294.This section extends provision for or receipt by the employee of a cash voucher to provision for or receipt by a member of the employee’s family. It derives from section 144(4) of ICTA.

295.“Members of the employee’s family” is defined in section 721(4) of this Act.

Section 75: Meaning of “cash voucher”

296.This section defines “cash voucher” for the purposes of this Chapter. It derives from section 143(3) of ICTA.

297.Subsection (1) sets out the definition. It does not require a cash voucher to be exchangeable wholly for cash. The amount of cash must be “not substantially less than” the cost to the employer. “Substantially” is not defined.

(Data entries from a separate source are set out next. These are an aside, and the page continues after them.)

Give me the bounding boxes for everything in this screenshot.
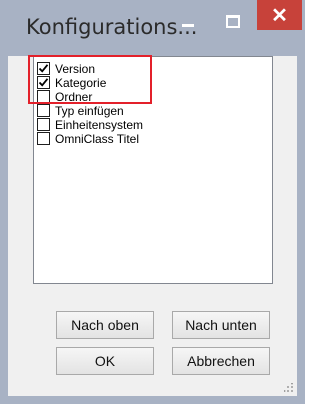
configuration-dialog: Konfigurations... ✕ Version Kategorie Or… bbox=[0, 0, 305, 404]
ok-button[interactable]: OK bbox=[56, 347, 154, 375]
checkbox-omniclass-titel[interactable] bbox=[37, 132, 50, 145]
annotation-highlight-box bbox=[28, 55, 152, 104]
title-bar[interactable]: Konfigurations... ✕ bbox=[0, 0, 305, 56]
list-item-label: Typ einfügen bbox=[55, 103, 124, 118]
maximize-button[interactable] bbox=[215, 6, 251, 36]
cancel-button[interactable]: Abbrechen bbox=[172, 347, 270, 375]
move-down-button[interactable]: Nach unten bbox=[172, 311, 270, 339]
close-button[interactable]: ✕ bbox=[257, 0, 302, 30]
list-item-label: OmniClass Titel bbox=[55, 131, 140, 146]
minimize-icon bbox=[182, 23, 194, 27]
close-icon: ✕ bbox=[271, 4, 288, 27]
list-item-label: Einheitensystem bbox=[55, 117, 144, 132]
dialog-client-area: Version Kategorie Ordner Typ einfügen Ei… bbox=[8, 56, 297, 396]
list-item-omniclass-titel[interactable]: OmniClass Titel bbox=[37, 131, 139, 146]
list-item-typ-einfuegen[interactable]: Typ einfügen bbox=[37, 103, 124, 118]
checkbox-typ-einfuegen[interactable] bbox=[37, 104, 50, 117]
maximize-icon bbox=[226, 14, 240, 28]
move-up-button[interactable]: Nach oben bbox=[56, 311, 154, 339]
resize-grip-icon[interactable] bbox=[284, 383, 294, 393]
minimize-button[interactable] bbox=[170, 6, 206, 36]
checkbox-einheitensystem[interactable] bbox=[37, 118, 50, 131]
list-item-einheitensystem[interactable]: Einheitensystem bbox=[37, 117, 143, 132]
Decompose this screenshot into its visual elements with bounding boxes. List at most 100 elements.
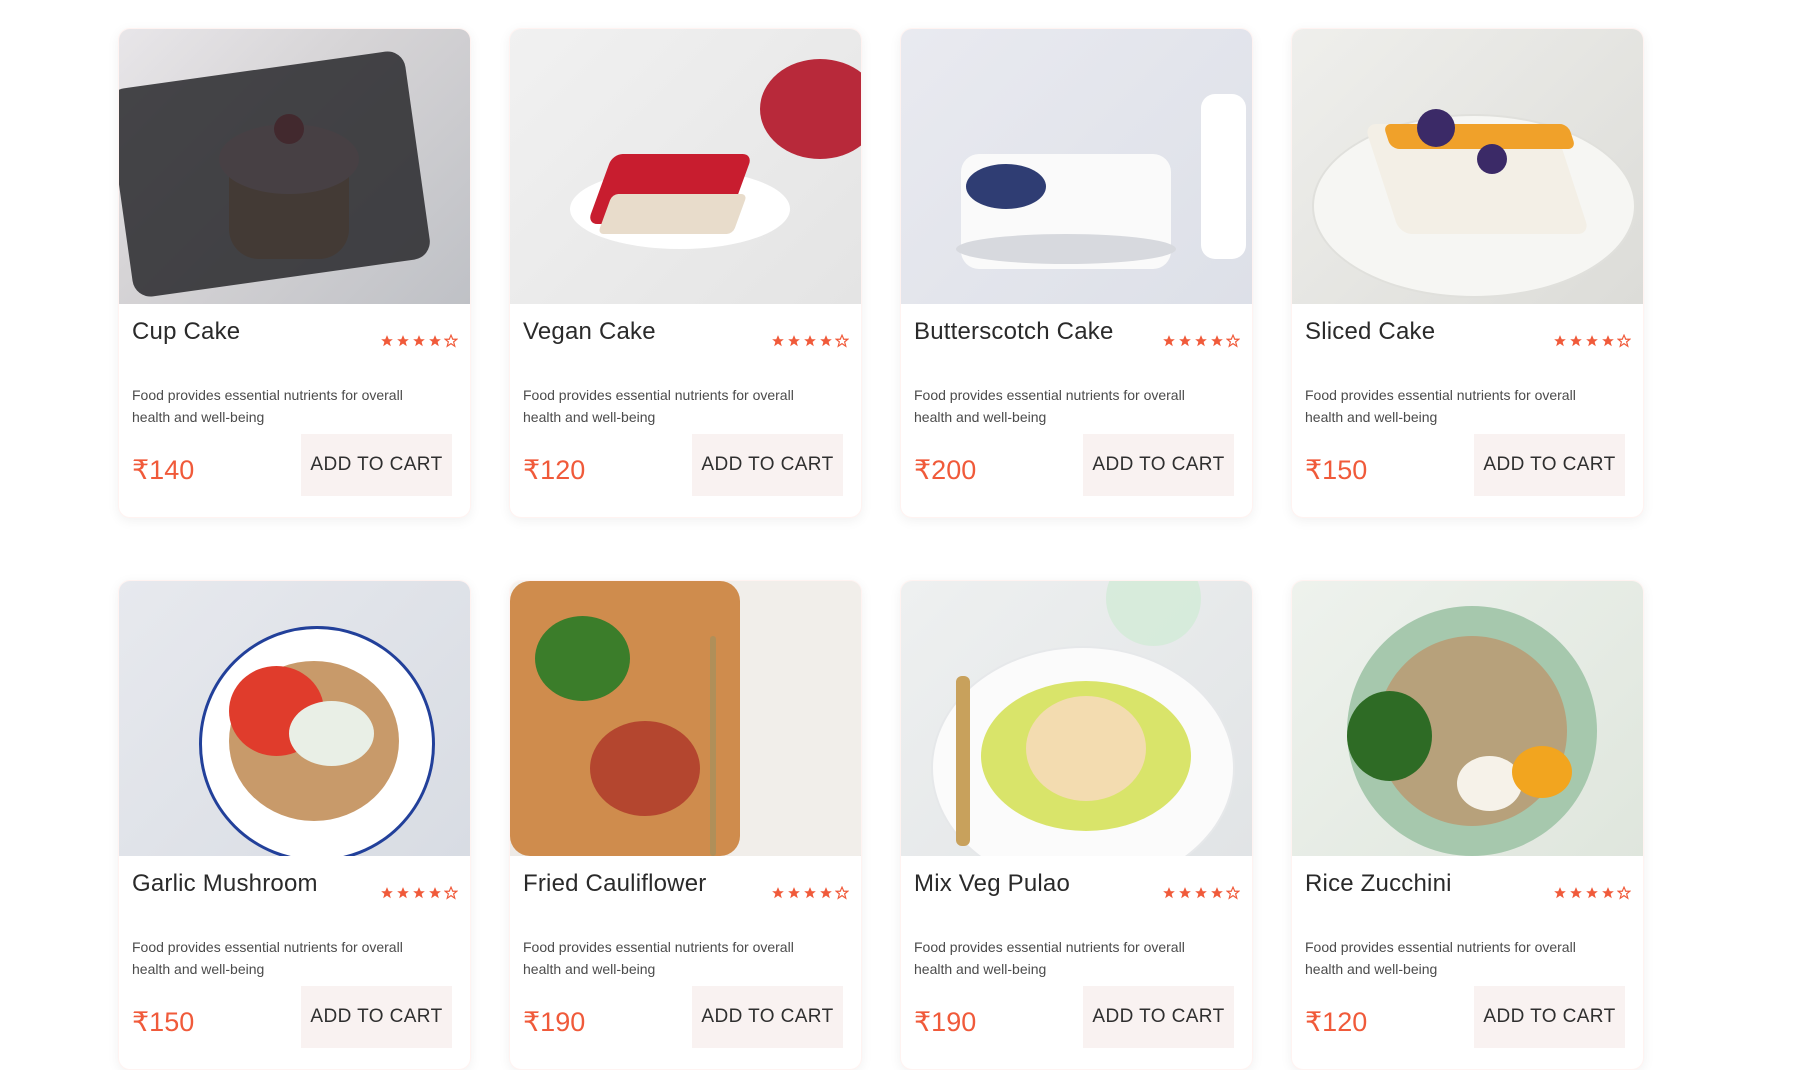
mix-veg-pulao-image — [901, 581, 1252, 856]
product-card[interactable]: Rice Zucchini Food provides essential nu… — [1291, 580, 1644, 1070]
product-price: ₹140 — [132, 455, 195, 485]
product-description: Food provides essential nutrients for ov… — [1305, 939, 1576, 977]
vegan-cake-image — [510, 29, 861, 304]
product-card[interactable]: Cup Cake Food provides essential nutrien… — [118, 28, 471, 518]
product-body: Sliced Cake Food provides essential nutr… — [1292, 304, 1643, 517]
product-price: ₹150 — [132, 1007, 195, 1037]
product-description: Food provides essential nutrients for ov… — [1305, 387, 1576, 425]
product-card[interactable]: Sliced Cake Food provides essential nutr… — [1291, 28, 1644, 518]
product-title: Sliced Cake — [1305, 318, 1436, 345]
star-filled-icon — [1586, 335, 1598, 347]
product-body: Mix Veg Pulao Food provides essential nu… — [901, 856, 1252, 1069]
star-filled-icon — [1602, 335, 1614, 347]
star-filled-icon — [429, 887, 441, 899]
star-filled-icon — [397, 887, 409, 899]
product-grid: Cup Cake Food provides essential nutrien… — [118, 28, 1644, 1070]
sliced-cake-image — [1292, 29, 1643, 304]
star-filled-icon — [429, 335, 441, 347]
star-filled-icon — [413, 335, 425, 347]
product-description: Food provides essential nutrients for ov… — [132, 939, 403, 977]
product-body: Cup Cake Food provides essential nutrien… — [119, 304, 470, 517]
rating-stars — [380, 886, 458, 900]
star-outline-icon — [1617, 886, 1631, 900]
star-outline-icon — [1226, 334, 1240, 348]
add-to-cart-button[interactable]: ADD TO CART — [301, 434, 452, 496]
star-filled-icon — [804, 887, 816, 899]
rice-zucchini-image — [1292, 581, 1643, 856]
product-body: Garlic Mushroom Food provides essential … — [119, 856, 470, 1069]
star-filled-icon — [381, 335, 393, 347]
add-to-cart-button[interactable]: ADD TO CART — [1083, 434, 1234, 496]
product-title: Rice Zucchini — [1305, 870, 1452, 897]
star-filled-icon — [788, 887, 800, 899]
product-price: ₹190 — [523, 1007, 586, 1037]
star-filled-icon — [772, 335, 784, 347]
add-to-cart-button[interactable]: ADD TO CART — [1083, 986, 1234, 1048]
rating-stars — [1162, 334, 1240, 348]
add-to-cart-button[interactable]: ADD TO CART — [301, 986, 452, 1048]
product-title: Fried Cauliflower — [523, 870, 707, 897]
product-title: Cup Cake — [132, 318, 241, 345]
product-title: Garlic Mushroom — [132, 870, 318, 897]
product-card[interactable]: Vegan Cake Food provides essential nutri… — [509, 28, 862, 518]
product-card[interactable]: Butterscotch Cake Food provides essentia… — [900, 28, 1253, 518]
add-to-cart-button[interactable]: ADD TO CART — [692, 986, 843, 1048]
star-filled-icon — [1211, 887, 1223, 899]
product-body: Vegan Cake Food provides essential nutri… — [510, 304, 861, 517]
product-card[interactable]: Mix Veg Pulao Food provides essential nu… — [900, 580, 1253, 1070]
star-filled-icon — [1602, 887, 1614, 899]
product-description: Food provides essential nutrients for ov… — [914, 939, 1185, 977]
product-description: Food provides essential nutrients for ov… — [914, 387, 1185, 425]
star-filled-icon — [1195, 335, 1207, 347]
star-filled-icon — [1163, 887, 1175, 899]
add-to-cart-button[interactable]: ADD TO CART — [1474, 986, 1625, 1048]
star-filled-icon — [1570, 335, 1582, 347]
rating-stars — [1553, 334, 1631, 348]
garlic-mushroom-image — [119, 581, 470, 856]
rating-stars — [1162, 886, 1240, 900]
product-description: Food provides essential nutrients for ov… — [523, 387, 794, 425]
product-price: ₹120 — [1305, 1007, 1368, 1037]
butterscotch-cake-image — [901, 29, 1252, 304]
rating-stars — [380, 334, 458, 348]
cupcake-image — [119, 29, 470, 304]
star-filled-icon — [1570, 887, 1582, 899]
rating-stars — [1553, 886, 1631, 900]
product-card[interactable]: Garlic Mushroom Food provides essential … — [118, 580, 471, 1070]
star-filled-icon — [804, 335, 816, 347]
star-filled-icon — [1179, 335, 1191, 347]
star-filled-icon — [1554, 887, 1566, 899]
add-to-cart-button[interactable]: ADD TO CART — [692, 434, 843, 496]
star-filled-icon — [820, 335, 832, 347]
product-price: ₹200 — [914, 455, 977, 485]
star-filled-icon — [1179, 887, 1191, 899]
product-price: ₹120 — [523, 455, 586, 485]
product-card[interactable]: Fried Cauliflower Food provides essentia… — [509, 580, 862, 1070]
add-to-cart-button[interactable]: ADD TO CART — [1474, 434, 1625, 496]
rating-stars — [771, 334, 849, 348]
star-filled-icon — [1195, 887, 1207, 899]
product-body: Rice Zucchini Food provides essential nu… — [1292, 856, 1643, 1069]
star-outline-icon — [444, 886, 458, 900]
star-filled-icon — [788, 335, 800, 347]
rating-stars — [771, 886, 849, 900]
star-filled-icon — [820, 887, 832, 899]
star-filled-icon — [1163, 335, 1175, 347]
star-filled-icon — [1586, 887, 1598, 899]
star-filled-icon — [772, 887, 784, 899]
star-outline-icon — [1617, 334, 1631, 348]
product-price: ₹150 — [1305, 455, 1368, 485]
star-filled-icon — [1211, 335, 1223, 347]
star-outline-icon — [835, 334, 849, 348]
star-filled-icon — [381, 887, 393, 899]
product-body: Butterscotch Cake Food provides essentia… — [901, 304, 1252, 517]
product-price: ₹190 — [914, 1007, 977, 1037]
product-description: Food provides essential nutrients for ov… — [523, 939, 794, 977]
product-title: Butterscotch Cake — [914, 318, 1114, 345]
star-outline-icon — [1226, 886, 1240, 900]
product-title: Vegan Cake — [523, 318, 656, 345]
star-filled-icon — [397, 335, 409, 347]
fried-cauliflower-image — [510, 581, 861, 856]
star-filled-icon — [1554, 335, 1566, 347]
product-title: Mix Veg Pulao — [914, 870, 1071, 897]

298.The section makes it explicit that the “voucher” provided at the expense of the person bearing the cost includes a “stamp or similar document”. This is implicit in ICTA by virtue of section 143(3). See Note 15 in Annex 2.

299.Subsection (2) further clarifies what is or is not a cash voucher for the purposes of this Chapter. A voucher which is not a “cash voucher” may be a “non-cash voucher” to which section 82 of this Act applies.

Section 76: Sickness benefits-related voucher

300.This section modifies the meaning of “cash voucher” where the expense incurred by the provider of the voucher includes costs of providing sickness benefits and the sum of money for which the voucher can be exchanged is substantially less than the total cost to the provider. It derives from section 143(4) of ICTA.

301.The modification effectively removes the sickness benefits element when testing whether the voucher is a cash voucher.

302.Subsection (1) sets out the circumstances in which the section applies.

303.Subsection (2) provides two formulae to be used in determining whether the voucher is a cash voucher. The use of the formulae is best illustrated by examples:-

Example 1

The exchange sum E is £60.

The provision expense PE is £150

The cost of providing the sickness benefits is £90.

£150(Pe) – £60(E) = £90

The cost of providing the sickness benefits is £90, so D = £90.

Putting these values into the formula: £150(PE) – £90(D) = £60

£60(E) = £150(PE) – £90(D), so the voucher is a cash voucher.